Aim 2: Analysis of large-scale variant effect data to produce an impact score. In Aim 1, the consequences of every possible variant on pharmacogene activity and stability will be measured. The goal of Aim 2 is to integrate these data to produce a single, easily interpretable impact score with an associated statistical confidence. We will also combine our experimental data with available evolutionary and structural data and use a machine learning approach to classify the activity level of each variant (e.g. low/absent, intermediate, normal). Our classifications will be unlike existing computational predictors of variant effect in that it will be rooted in experimental measurements.

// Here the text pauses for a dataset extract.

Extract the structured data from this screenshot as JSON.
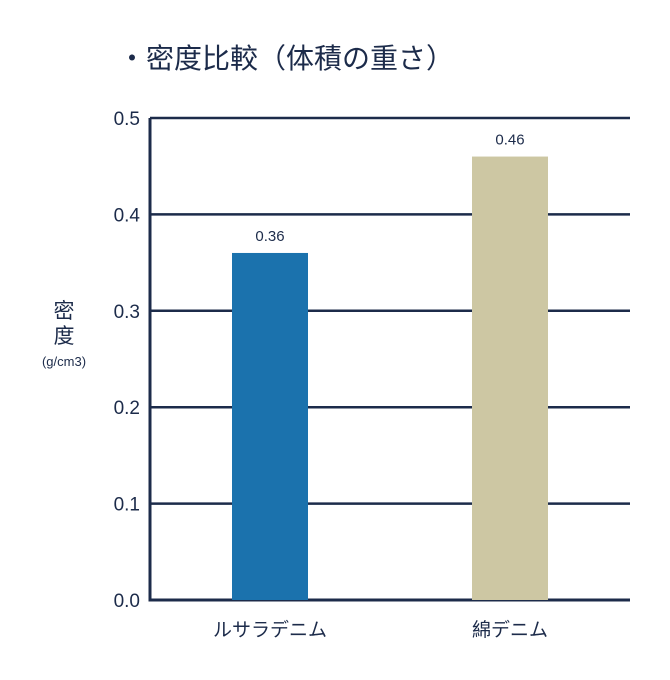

Aim 3: Testing impact score predictions for selected genes. The goal of this aim is to validate our impact score data by characterizing a subset of variants in each pharmacogene using widely accepted in vitro and cellular assays. A subset of 20 variants from each gene/drug pair that span the activity spectrum will be assayed, enabling us to derive empirical false discovery rates for each impact score data set. To assess our ability to classify neutral variants, we will include previously unevaluated variants found in the Exome Variant Server and in the 1,000 Genomes data sets.
Aim 4: Data dissemination and translation of resources. The goal of this aim is to make the data we generate available in a user-friendly, highly accessible format. To accomplish this goal, we have engaged in extended discussions with the pharmacogenomics community to develop a dissemination strategy. This strategy relies on three major elements: rich annotation of our findings; distribution of impact score data through PharmGKB and other public databases; and distribution of all data through a custom-built web resource to provide the entire dataset, scores and annotations.